What are the adjustments a Tinitell customer could expect to have to make? About 50 seconds in to the “Day in the LIfe” video on your home page the girl throws her Relay in the dirt, and I’m pretty sure her father spends three hours searching the baseball diamond in the dark that night. I’m really missing that watch band.


Here’s what I see:

  1. This isn’t a phone of any kind. It communicates only with other Relay devices or the Relay App. Unlike the Tinitell watch you can’t set a list of phone numbers to call.

  2. Bigger than the watch, although a band accessory was listed as planned when originally discussed. Not sure where that stands.


@ion Thanks for the interest. While Relay is built upon cell phone technology it is not used like a cell phone. Relay devices connect to each other through an “always on” channel so there’s no dialing. Just hold down the Talk button and talk and your message is sent to all devices in the group including the Relay app on the parent’s cell phone, when the app is open and using the “virtual Relay”. Relay devices can notify the parent’s cell phone that they want to communicate should the cell phone be using another app. The parent’s cell phone can request the location of all Relay devices as well. The casual way that the daughter tosses her device is meant to show that we designed Relay to be rugged but Dad should be able to send messages to help find a lost device. :smile:

As a Tinitell customer I wonder how well you liked the wrist band? Would you prefer a lanyard or other form instead?

New Marketing is Misleading

The watch form factor was the bomb. When we first looked at relay, which I understand is much bigger, it had an arm band option. Is that coming to the store? He’d be more likely to leave it in transit, and the “there’s no problem finding it while it’s charged and on a cell network” is nice, but not completely reassuring.


Hi @ion My son (who is 9) has had a Tinitell for about a year now and has been testing Relays for almost a year. I also like the watch form factor of the Tinitell in terms of helping him keep up with things, but he does alright with keeping the Relay in his pocket. When the accessories come out (armband is still on the list), I’ll be the first in line for one :wink:

As @louisdi and @peterm.cd4fzj pointed out - Relay can’t call phone numbers directly like Tinitell does.
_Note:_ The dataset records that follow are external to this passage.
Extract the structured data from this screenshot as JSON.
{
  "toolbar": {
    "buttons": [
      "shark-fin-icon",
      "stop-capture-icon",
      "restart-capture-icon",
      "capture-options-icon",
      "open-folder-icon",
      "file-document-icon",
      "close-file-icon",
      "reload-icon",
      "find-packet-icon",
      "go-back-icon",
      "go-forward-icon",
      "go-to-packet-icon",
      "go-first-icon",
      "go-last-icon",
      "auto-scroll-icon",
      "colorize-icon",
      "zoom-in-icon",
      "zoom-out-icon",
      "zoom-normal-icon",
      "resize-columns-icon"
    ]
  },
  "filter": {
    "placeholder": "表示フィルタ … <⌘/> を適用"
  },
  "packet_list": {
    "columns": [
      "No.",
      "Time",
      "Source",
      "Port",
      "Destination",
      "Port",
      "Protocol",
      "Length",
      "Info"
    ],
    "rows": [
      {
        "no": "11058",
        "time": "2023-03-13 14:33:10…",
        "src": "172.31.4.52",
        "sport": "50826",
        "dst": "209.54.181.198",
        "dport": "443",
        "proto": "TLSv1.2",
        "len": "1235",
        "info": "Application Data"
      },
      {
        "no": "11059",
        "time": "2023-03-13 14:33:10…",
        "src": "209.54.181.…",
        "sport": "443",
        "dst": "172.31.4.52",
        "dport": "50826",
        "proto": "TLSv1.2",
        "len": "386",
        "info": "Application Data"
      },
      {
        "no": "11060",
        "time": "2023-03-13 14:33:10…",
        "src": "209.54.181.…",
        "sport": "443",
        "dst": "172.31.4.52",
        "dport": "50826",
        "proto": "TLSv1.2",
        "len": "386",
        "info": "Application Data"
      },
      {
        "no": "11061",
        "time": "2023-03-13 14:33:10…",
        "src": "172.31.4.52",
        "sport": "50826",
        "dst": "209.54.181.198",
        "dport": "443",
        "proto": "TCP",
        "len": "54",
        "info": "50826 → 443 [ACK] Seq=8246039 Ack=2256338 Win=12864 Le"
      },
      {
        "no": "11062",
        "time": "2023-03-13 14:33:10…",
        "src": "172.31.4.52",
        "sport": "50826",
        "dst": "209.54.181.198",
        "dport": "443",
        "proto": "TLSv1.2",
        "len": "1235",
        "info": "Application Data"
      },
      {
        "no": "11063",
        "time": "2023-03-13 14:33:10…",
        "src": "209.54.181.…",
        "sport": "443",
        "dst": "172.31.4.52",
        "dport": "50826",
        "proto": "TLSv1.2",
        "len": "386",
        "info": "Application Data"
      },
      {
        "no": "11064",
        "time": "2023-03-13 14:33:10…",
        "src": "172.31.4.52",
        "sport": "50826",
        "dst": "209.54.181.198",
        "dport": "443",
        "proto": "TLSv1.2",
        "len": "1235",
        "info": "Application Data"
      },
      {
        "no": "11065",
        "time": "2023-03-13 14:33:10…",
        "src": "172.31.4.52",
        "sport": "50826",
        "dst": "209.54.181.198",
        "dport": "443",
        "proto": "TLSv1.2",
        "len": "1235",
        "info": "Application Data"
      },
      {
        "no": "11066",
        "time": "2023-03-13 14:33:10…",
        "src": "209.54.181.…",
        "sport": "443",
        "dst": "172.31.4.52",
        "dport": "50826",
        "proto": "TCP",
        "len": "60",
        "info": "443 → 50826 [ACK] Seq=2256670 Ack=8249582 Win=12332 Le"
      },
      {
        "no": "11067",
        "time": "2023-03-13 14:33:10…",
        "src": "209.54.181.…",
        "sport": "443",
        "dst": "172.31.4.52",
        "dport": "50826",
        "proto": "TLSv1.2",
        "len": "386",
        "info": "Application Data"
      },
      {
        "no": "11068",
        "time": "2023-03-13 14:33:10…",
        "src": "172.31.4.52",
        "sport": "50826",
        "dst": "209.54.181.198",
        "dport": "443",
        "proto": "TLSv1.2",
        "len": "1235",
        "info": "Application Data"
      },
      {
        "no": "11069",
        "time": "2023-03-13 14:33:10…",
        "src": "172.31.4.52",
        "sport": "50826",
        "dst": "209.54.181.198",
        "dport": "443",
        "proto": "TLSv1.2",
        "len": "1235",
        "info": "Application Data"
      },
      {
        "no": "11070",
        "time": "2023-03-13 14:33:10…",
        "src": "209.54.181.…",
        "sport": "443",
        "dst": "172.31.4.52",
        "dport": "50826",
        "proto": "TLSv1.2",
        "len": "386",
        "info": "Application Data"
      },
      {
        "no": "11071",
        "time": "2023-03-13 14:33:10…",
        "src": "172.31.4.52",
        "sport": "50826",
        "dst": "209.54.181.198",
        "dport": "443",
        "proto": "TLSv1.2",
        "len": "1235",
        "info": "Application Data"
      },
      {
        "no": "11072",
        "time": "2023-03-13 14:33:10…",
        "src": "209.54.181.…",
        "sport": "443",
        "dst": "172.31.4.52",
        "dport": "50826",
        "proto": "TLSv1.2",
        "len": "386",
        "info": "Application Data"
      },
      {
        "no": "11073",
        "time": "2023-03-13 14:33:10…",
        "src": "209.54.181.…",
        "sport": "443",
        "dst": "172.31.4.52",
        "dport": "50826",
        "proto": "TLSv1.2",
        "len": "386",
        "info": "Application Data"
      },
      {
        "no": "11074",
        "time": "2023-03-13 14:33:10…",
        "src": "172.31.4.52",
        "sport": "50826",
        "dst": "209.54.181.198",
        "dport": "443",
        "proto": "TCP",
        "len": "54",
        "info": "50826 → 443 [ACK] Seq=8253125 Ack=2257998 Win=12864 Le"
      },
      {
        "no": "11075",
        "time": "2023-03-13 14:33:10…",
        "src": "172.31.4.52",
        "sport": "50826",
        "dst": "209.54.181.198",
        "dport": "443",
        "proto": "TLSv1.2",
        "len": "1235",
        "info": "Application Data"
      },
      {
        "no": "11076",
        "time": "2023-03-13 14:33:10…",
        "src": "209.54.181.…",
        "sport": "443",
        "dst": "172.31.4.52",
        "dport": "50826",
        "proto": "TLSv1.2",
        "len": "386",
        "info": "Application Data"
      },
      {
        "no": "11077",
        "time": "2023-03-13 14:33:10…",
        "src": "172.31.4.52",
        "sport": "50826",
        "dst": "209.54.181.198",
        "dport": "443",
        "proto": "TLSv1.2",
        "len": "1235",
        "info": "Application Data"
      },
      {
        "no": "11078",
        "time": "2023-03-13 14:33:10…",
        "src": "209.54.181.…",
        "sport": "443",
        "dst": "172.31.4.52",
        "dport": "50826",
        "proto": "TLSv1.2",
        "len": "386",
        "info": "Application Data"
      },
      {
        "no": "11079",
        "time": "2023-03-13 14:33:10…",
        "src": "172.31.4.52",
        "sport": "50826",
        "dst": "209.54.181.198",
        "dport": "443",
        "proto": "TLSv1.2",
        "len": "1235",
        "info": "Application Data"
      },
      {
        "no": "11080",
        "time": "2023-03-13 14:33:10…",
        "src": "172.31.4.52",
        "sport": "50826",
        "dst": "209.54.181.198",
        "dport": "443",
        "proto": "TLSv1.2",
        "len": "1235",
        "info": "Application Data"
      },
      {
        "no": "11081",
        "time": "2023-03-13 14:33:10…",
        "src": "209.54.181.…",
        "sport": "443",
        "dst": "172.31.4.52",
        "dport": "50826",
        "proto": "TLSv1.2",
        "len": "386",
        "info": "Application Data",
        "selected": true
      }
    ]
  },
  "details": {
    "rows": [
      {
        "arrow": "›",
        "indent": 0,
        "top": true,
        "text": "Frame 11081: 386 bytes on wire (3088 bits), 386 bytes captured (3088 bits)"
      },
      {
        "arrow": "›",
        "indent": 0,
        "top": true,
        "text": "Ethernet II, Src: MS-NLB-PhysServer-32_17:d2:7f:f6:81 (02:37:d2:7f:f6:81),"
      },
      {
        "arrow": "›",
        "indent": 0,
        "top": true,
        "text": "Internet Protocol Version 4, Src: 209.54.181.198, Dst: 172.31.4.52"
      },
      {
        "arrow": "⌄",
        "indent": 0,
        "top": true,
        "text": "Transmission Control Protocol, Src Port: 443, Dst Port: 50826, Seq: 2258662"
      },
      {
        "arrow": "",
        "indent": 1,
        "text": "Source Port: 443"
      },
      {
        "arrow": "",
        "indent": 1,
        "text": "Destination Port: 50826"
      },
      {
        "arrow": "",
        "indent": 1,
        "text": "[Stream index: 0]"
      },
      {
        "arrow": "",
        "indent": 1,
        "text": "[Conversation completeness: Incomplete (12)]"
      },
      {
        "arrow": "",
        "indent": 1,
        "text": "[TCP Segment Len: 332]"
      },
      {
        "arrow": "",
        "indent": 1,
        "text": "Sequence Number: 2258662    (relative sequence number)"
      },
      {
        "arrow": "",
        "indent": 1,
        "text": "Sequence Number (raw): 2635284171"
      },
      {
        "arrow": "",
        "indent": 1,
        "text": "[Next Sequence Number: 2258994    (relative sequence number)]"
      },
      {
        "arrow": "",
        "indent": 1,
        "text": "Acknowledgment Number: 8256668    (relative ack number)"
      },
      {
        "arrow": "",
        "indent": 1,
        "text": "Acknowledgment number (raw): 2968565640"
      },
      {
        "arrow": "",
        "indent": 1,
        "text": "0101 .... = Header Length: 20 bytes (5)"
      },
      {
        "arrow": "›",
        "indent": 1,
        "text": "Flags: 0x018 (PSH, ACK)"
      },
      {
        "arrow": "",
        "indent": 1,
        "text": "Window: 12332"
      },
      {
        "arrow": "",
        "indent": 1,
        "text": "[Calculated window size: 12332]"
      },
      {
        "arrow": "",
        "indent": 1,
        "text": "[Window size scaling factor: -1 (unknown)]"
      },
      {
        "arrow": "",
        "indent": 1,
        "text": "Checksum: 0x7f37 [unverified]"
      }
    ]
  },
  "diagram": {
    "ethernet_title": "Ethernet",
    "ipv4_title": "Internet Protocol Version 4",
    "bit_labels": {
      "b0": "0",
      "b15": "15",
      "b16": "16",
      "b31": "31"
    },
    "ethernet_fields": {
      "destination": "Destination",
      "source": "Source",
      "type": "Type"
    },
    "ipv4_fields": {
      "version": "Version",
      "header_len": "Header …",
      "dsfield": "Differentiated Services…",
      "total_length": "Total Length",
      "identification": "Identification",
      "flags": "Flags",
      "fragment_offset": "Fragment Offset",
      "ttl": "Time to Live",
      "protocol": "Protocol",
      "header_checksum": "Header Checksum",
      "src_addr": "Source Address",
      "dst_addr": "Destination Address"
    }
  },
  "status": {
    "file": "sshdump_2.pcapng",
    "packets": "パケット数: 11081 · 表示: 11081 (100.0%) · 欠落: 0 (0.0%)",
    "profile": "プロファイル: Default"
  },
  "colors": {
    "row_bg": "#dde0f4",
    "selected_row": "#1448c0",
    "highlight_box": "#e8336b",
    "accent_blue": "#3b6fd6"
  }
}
It can communicate with any phone that has the Relay app though, or of course, other Relays. Right now, these communications can only be done with people on the same Relay account, but an account can have up to 10 different users. For us, we certainly didn’t have 10 different numbers loaded onto his Tinitell, so it hasn’t been much of a difference for us in terms of him feeling “limited” in who he can talk to.

Let me know if you have any specific questions comparing the two!


Would the phones with the Relay App have to be on Revolution wireless? We’d probalby get a relay for the five-year-old (when they’re six) and put apps on the babysitters’ phones, our own and perhaps some grandparents. But, I don’t know that I can get everyone to switch network providers.


The apps are carrier agnostic. This is a standalone product made by Republic Wireless.